Let \(\mathbf{z} = \left[\begin{array}{c}Z_1\\\vdots\\Z_n\end{array}\right]\) where \(Z_1, \dots, Z_n\) are independent, identically-distributed (i.i.d.) normal (Gaussian) random variables having mean zero and unit variance.

Note that \(\mu_\mathbf{z} = \mathbf{0}\) and \(\Sigma_\mathbf{z} = I\).

Then we say that \(\mathbf{y}\) has an \(r\)-dimensional multivariate normal distribution if \(\mathbf{y}\) has the same distribution as \(A\mathbf{z} + \mathbf{b}\), for some \(r \times n\) matrix \(A\), and some vector \(b \in \mathbb{R}^r\).

In other words, each component of \(\mathbf{y}\) is a linear combination of standard normal random variables, plus a constant.

We indicate the multivariate normal distribution of \(\mathbf{y}\) by writing \(\mathbf{y} \sim N(\mathbf{b},AA^T)\).

As discussed previously, the central limit theorem tells us that the sum of normal random variables is also a normal random variable.

So, the components of \(\mathbf{y}\) are normal random variables.

Notice two key things here:

• the constant vector \(\mathbf{b}\) that we add becomes the mean vector of \(\mathbf{y}\).

• the covariance matrix \(\Sigma\) of \(\mathbf{y}\) is equal to \(AA^T\).

Example.

As it happens, the examples we have been using so far are actually examples of multivariate normal distributions.

We have

\[\mathbf{x} \sim N(\mathbf{\mu_x}, \Sigma_\mathbf{x})\]

where \(\mathbf{\mu_x} = \left[\begin{array}{c}1\\1\end{array}\right]\) and \(\Sigma_\mathbf{x} = \left[\begin{array}{cc} 1&0\\ 0&1\\ \end{array}\right]\),

and

\[\mathbf{y} \sim N(\mathbf{\mu_y}, \Sigma_\mathbf{y})\]

where \(\mathbf{\mu_y} = \left[\begin{array}{c}1\\1\end{array}\right]\) and \(\Sigma_\mathbf{y} = \left[\begin{array}{cc} 1&0.8\\ 0.8&1\\ \end{array}\right]\),

Notice that the marginal distributions are Gaussian.

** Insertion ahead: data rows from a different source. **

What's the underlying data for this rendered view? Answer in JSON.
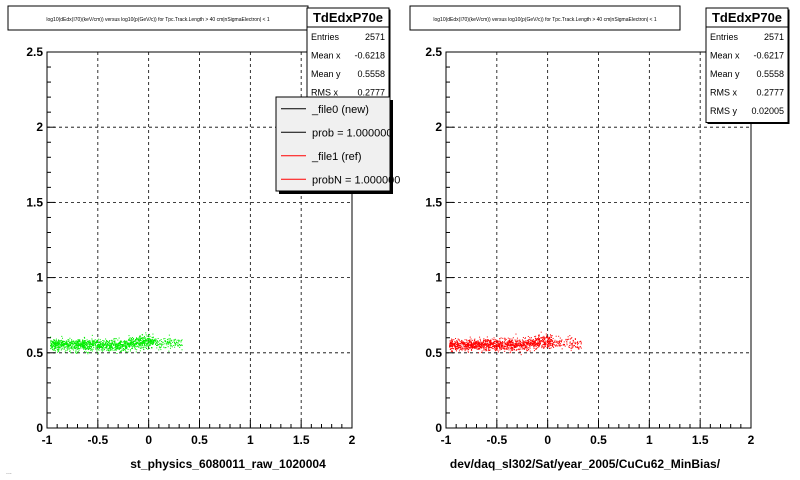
{
  "chart_data": [
    {
      "type": "scatter",
      "title": "log10(dEdx(I70)(keV/cm)) versus log10(p(GeV/c)) for Tpc.Track.Length > 40 cm|nSigmaElectron| < 1",
      "xlabel": "st_physics_6080011_raw_1020004",
      "ylabel": "",
      "xlim": [
        -1,
        2
      ],
      "ylim": [
        0,
        2.5
      ],
      "xticks": [
        "-1",
        "-0.5",
        "0",
        "0.5",
        "1",
        "1.5",
        "2"
      ],
      "yticks": [
        "0",
        "0.5",
        "1",
        "1.5",
        "2",
        "2.5"
      ],
      "grid": true,
      "point_color": "#00ee00",
      "band": {
        "x_start": -0.97,
        "x_end": 0.33,
        "y_center": 0.555,
        "y_spread": 0.035,
        "dense_x_end": 0.05
      },
      "stats": {
        "name": "TdEdxP70e",
        "rows": [
          {
            "label": "Entries",
            "value": "2571"
          },
          {
            "label": "Mean x",
            "value": "-0.6218"
          },
          {
            "label": "Mean y",
            "value": "0.5558"
          },
          {
            "label": "RMS x",
            "value": "0.2777"
          }
        ]
      },
      "legend": {
        "placement": "top-right",
        "entries": [
          {
            "label": "_file0 (new)",
            "color": "#000000"
          },
          {
            "label": "prob = 1.000000",
            "color": "#000000"
          },
          {
            "label": "_file1 (ref)",
            "color": "#ff0000"
          },
          {
            "label": "probN = 1.000000",
            "color": "#ff0000"
          }
        ]
      }
    },
    {
      "type": "scatter",
      "title": "log10(dEdx(I70)(keV/cm)) versus log10(p(GeV/c)) for Tpc.Track.Length > 40 cm|nSigmaElectron| < 1",
      "xlabel": "dev/daq_sl302/Sat/year_2005/CuCu62_MinBias/",
      "ylabel": "",
      "xlim": [
        -1,
        2
      ],
      "ylim": [
        0,
        2.5
      ],
      "xticks": [
        "-1",
        "-0.5",
        "0",
        "0.5",
        "1",
        "1.5",
        "2"
      ],
      "yticks": [
        "0",
        "0.5",
        "1",
        "1.5",
        "2",
        "2.5"
      ],
      "grid": true,
      "point_color": "#ff0000",
      "band": {
        "x_start": -0.97,
        "x_end": 0.33,
        "y_center": 0.555,
        "y_spread": 0.035,
        "dense_x_end": 0.05
      },
      "stats": {
        "name": "TdEdxP70e",
        "rows": [
          {
            "label": "Entries",
            "value": "2571"
          },
          {
            "label": "Mean x",
            "value": "-0.6217"
          },
          {
            "label": "Mean y",
            "value": "0.5558"
          },
          {
            "label": "RMS x",
            "value": "0.2777"
          },
          {
            "label": "RMS y",
            "value": "0.02005"
          }
        ]
      }
    }
  ],
  "footer_text": "..."
}
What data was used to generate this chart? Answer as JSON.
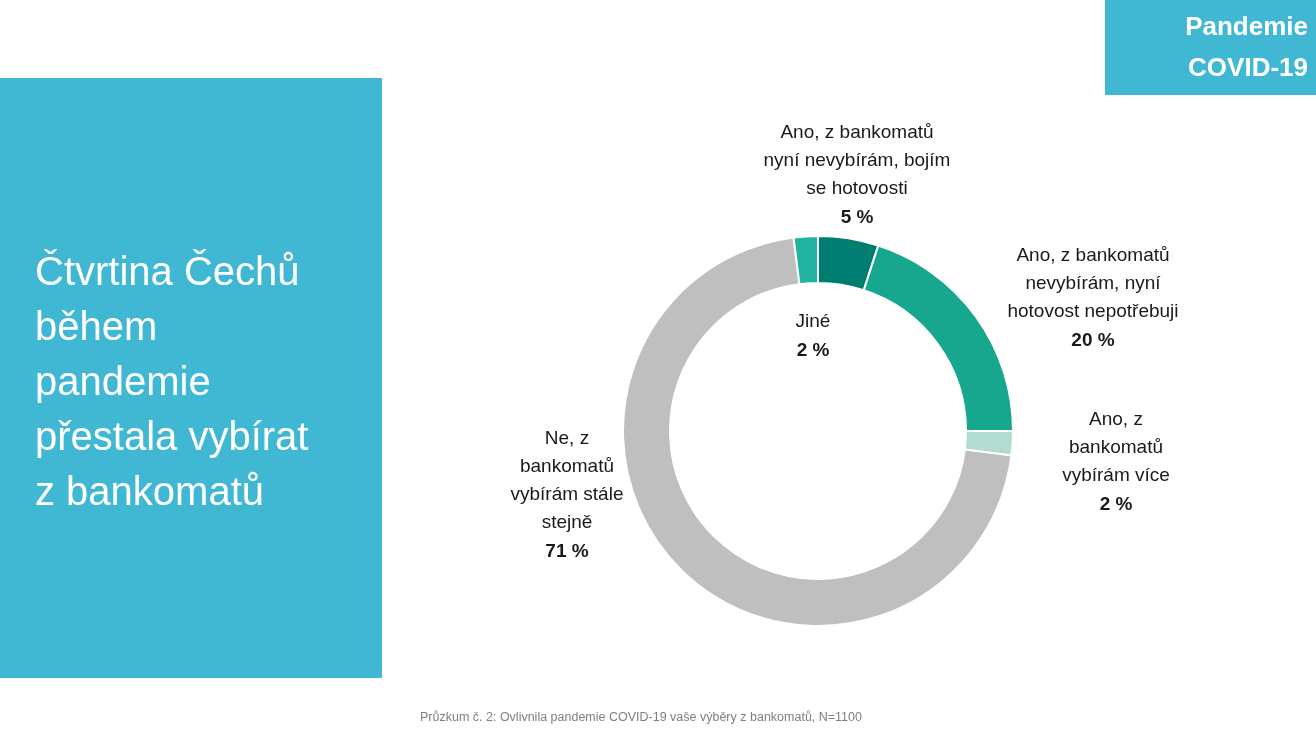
{
  "chart_data": {
    "type": "donut",
    "title": "Čtvrtina Čechů\nběhem\npandemie\npřestala vybírat\nz bankomatů",
    "subtitle": "Pandemie\nCOVID-19",
    "categories": [
      "Ano, z bankomatů\nnyní nevybírám, bojím\nse hotovosti",
      "Ano, z bankomatů\nnevybírám, nyní\nhotovost nepotřebuji",
      "Ano, z\nbankomatů\nvybírám více",
      "Ne, z\nbankomatů\nvybírám stále\nstejně",
      "Jiné"
    ],
    "values": [
      5,
      20,
      2,
      71,
      2
    ],
    "colors": [
      "#007d71",
      "#17a78f",
      "#b3dbd2",
      "#bfbfbf",
      "#22b2a0"
    ],
    "value_labels": [
      "5 %",
      "20 %",
      "2 %",
      "71 %",
      "2 %"
    ],
    "annotations": [
      "Průzkum č. 2: Ovlivnila pandemie COVID-19 vaše výběry z bankomatů, N=1100"
    ]
  }
}
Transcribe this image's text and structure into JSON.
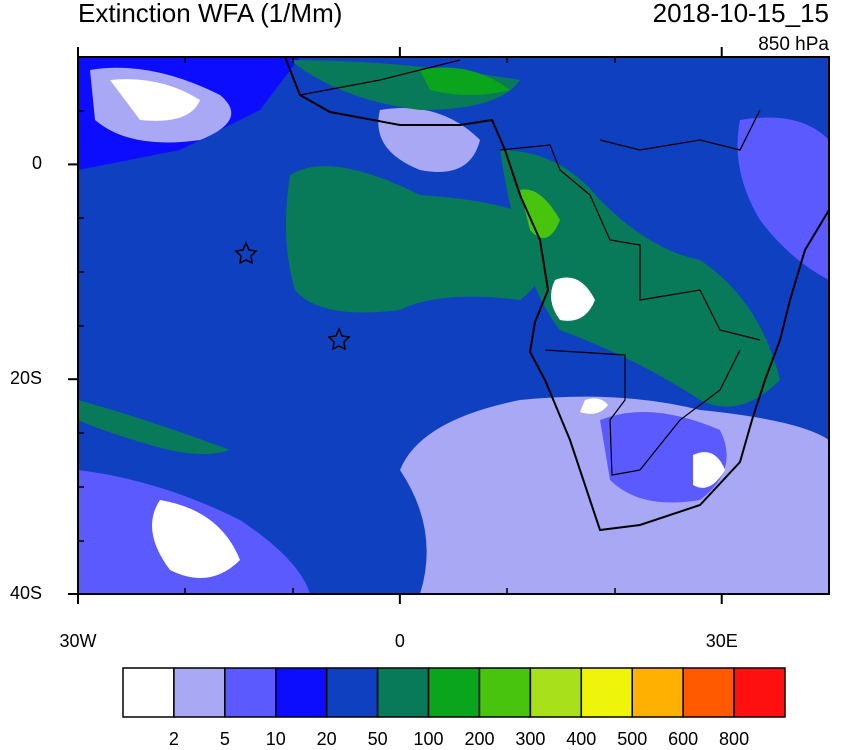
{
  "chart_data": {
    "type": "map",
    "title": "Extinction WFA (1/Mm)",
    "date": "2018-10-15_15",
    "level": "850 hPa",
    "xlim": [
      -30,
      40
    ],
    "ylim": [
      -40,
      10
    ],
    "xticks": [
      {
        "value": -30,
        "label": "30W"
      },
      0,
      {
        "value": 30,
        "label": "30E"
      }
    ],
    "yticks": [
      0,
      {
        "value": -20,
        "label": "20S"
      },
      {
        "value": -40,
        "label": "40S"
      }
    ],
    "colorbar": {
      "levels": [
        2,
        5,
        10,
        20,
        50,
        100,
        200,
        300,
        400,
        500,
        600,
        800
      ],
      "colors": [
        "#ffffff",
        "#a8a8f5",
        "#5a5aff",
        "#0c0cff",
        "#0e40c0",
        "#087a5a",
        "#0aa51c",
        "#48c40e",
        "#a8e01c",
        "#eef50a",
        "#ffb000",
        "#ff5a00",
        "#ff1010"
      ]
    }
  }
}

An Important Property of the Multivariate Normal

One of the reasons that the multivariate normal is nice to work with is the following.

Theorem.

If \(\mathbf{y} \sim N(\mathbf{\mu}, \Sigma)\) and \(\mathbf{y} = \left[\begin{array}{c}Y_1\\Y_2\end{array}\right]\), then \(\operatorname{Cov}(Y_1, Y_2) = 0\) if and only if \(Y_1\) and \(Y_2\) are independent.

We will not prove this (though it’s not hard to prove.)

Note that what this theorem is saying is that multivariate normal is a special case.

Although \(\operatorname{Cov} = 0\) does not imply independence in general, for the multivariate normal, it does.

So we can conclude, whenever working with multivariate normals, that if a covariance term in \(\Sigma\) is zero, then the corresponding components are independent.